February 17, 2011
David Nadlinger wrote:
> On 2/17/11 8:56 AM, Denis Koroskin wrote:
>> I second that. word/uword are shorter than ssize_t/size_t and more in
>> line with other type names.
>>
>> I like it.
> 
> I agree that size_t/ptrdiff_t are misnomers and I'd love to kill them with fire, but when I read about »word«, I intuitively associated it with »two bytes« first – blame Intel or whoever else, but the potential for confusion is definitely not negligible.
> 
> David

Me too. A word is two bytes. Any other definition seems to be pretty useless.

The whole concept of "machine word" seems very archaic and incorrect to me anyway. It assumes that the data registers and address registers are the same size, which is very often not true.
For example, on an 8-bit machine (eg, 6502 or Z80), the accumulator was only 8 bits, yet size_t was definitely 16 bits.
It's quite plausible that at some time in the future we'll get a machine with 128-bit registers and data bus, but retaining the 64 bit address bus. So we could get a size_t which is smaller than the machine word.

In summary: size_t is not the machine word.
February 17, 2011
<minor-rant>

On Thu, 2011-02-17 at 10:13 +0100, Don wrote:
[ . . . ]
> Me too.

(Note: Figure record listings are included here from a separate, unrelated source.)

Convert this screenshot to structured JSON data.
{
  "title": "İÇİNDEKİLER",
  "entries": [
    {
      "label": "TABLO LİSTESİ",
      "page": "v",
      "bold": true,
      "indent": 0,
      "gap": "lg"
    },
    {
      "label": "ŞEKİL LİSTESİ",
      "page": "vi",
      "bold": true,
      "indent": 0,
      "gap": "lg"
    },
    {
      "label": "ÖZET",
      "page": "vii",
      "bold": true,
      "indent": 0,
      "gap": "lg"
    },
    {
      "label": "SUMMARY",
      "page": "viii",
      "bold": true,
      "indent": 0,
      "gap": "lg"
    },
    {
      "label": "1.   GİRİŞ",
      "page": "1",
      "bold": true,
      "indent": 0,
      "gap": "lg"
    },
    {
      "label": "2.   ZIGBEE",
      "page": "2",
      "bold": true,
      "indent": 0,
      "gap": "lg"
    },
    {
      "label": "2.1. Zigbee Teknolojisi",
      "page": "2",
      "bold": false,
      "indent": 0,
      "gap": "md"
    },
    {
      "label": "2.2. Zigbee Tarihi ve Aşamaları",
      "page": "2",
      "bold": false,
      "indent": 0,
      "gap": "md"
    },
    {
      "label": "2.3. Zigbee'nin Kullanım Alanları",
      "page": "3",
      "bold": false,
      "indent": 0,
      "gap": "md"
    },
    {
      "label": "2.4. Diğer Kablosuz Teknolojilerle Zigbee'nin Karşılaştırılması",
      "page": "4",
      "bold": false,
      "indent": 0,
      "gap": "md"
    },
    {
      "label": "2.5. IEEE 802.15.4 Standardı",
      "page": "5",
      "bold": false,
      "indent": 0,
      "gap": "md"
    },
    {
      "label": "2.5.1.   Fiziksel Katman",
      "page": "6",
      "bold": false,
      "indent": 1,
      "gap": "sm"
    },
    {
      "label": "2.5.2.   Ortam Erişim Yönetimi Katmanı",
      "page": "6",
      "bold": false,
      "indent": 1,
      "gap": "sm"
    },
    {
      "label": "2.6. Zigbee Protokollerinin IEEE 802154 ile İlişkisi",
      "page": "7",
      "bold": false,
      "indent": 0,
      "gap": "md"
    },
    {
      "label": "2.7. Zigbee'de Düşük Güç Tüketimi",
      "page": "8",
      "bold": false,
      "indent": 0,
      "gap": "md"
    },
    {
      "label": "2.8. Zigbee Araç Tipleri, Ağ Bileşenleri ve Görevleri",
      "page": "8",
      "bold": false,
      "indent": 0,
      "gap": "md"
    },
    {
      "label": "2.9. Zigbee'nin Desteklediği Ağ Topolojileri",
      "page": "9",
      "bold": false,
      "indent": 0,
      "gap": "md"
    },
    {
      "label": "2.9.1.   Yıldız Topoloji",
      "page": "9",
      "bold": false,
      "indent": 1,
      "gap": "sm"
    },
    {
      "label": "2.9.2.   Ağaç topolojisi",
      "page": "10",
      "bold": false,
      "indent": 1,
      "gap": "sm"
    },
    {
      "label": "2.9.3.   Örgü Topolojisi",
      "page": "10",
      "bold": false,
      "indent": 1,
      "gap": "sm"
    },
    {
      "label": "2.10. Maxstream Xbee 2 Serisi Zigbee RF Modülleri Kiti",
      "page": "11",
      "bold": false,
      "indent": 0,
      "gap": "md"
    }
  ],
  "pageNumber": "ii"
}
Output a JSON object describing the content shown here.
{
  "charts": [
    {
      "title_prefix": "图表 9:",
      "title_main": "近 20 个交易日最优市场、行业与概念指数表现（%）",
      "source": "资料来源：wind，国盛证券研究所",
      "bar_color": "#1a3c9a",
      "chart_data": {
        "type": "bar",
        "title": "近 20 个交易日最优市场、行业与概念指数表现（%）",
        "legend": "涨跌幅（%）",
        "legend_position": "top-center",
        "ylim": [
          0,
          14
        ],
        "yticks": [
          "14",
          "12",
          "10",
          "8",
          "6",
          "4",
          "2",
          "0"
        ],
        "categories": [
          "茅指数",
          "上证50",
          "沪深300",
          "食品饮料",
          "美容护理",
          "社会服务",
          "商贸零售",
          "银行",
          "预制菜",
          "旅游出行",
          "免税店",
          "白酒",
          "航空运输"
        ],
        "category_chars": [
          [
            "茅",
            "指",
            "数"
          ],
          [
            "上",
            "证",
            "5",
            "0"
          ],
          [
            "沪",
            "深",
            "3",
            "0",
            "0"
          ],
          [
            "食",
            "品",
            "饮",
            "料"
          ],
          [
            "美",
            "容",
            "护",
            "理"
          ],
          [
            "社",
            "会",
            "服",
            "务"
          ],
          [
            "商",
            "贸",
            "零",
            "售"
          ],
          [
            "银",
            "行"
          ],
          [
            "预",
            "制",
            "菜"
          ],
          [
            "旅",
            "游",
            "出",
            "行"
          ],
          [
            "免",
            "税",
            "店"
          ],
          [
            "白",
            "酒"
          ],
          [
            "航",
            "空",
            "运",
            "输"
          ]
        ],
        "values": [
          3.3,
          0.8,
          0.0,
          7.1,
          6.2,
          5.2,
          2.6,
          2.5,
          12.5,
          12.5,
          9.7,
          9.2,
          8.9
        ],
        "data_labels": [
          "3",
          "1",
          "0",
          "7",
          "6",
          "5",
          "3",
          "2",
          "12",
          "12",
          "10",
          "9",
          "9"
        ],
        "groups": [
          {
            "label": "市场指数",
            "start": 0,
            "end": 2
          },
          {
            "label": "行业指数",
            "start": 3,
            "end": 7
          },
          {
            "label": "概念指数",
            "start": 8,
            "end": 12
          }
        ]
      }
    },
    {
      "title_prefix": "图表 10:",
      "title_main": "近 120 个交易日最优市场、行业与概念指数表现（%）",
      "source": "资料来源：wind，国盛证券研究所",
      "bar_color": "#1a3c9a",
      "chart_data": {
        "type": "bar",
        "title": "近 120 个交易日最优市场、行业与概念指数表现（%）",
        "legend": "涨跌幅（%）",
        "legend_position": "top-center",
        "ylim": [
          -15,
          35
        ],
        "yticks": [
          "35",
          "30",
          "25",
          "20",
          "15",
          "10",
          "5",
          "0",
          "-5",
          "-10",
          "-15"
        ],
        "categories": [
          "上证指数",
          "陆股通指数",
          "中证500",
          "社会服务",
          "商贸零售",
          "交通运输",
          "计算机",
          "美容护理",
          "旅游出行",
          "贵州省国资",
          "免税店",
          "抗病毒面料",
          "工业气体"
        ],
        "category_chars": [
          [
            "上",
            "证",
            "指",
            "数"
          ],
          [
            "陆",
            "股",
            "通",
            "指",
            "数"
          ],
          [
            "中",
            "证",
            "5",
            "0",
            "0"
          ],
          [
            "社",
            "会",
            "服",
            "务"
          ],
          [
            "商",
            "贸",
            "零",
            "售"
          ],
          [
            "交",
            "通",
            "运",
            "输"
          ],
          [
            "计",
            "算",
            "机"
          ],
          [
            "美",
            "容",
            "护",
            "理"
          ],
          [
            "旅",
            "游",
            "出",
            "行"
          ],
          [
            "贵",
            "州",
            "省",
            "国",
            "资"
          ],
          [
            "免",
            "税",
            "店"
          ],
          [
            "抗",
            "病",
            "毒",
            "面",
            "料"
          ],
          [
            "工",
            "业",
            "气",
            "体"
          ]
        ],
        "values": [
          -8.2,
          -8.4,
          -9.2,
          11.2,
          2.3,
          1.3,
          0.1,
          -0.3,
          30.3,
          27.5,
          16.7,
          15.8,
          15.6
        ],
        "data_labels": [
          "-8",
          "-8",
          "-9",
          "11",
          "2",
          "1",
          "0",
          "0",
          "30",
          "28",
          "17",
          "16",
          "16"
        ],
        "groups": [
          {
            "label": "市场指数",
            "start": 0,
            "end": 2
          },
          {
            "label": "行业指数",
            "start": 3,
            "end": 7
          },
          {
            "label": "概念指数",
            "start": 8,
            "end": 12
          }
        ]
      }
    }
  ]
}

A word is two bytes. Any other definition seems to be pretty useless.

Sounds like people have been living with 8- and 16-bit processors for too long.

A word is the natural length of an integer item in the processor.  It is necessarily machine specific.  cf. DEC-10 had 9-bit bytes and 36-bit word, IBM 370 has an 8-bit byte and a 32-bit word, though addresses were 24-bit.  ix86 follows IBM 8-bit byte and 32-bit word.

The really interesting question is whether on x86_64 the word is 32-bit or 64-bit.

> The whole concept of "machine word" seems very archaic and incorrect to me anyway. It assumes that the data registers and address registers are the same size, which is very often not true.

Machine words are far from archaic, even on the JVM, if you don't know the length of the word on the machine you are executing on, how do you know the set of values that can be represented?  In floating point numbers, if you don't know the length of the word, how do you know the accuracy of the computation?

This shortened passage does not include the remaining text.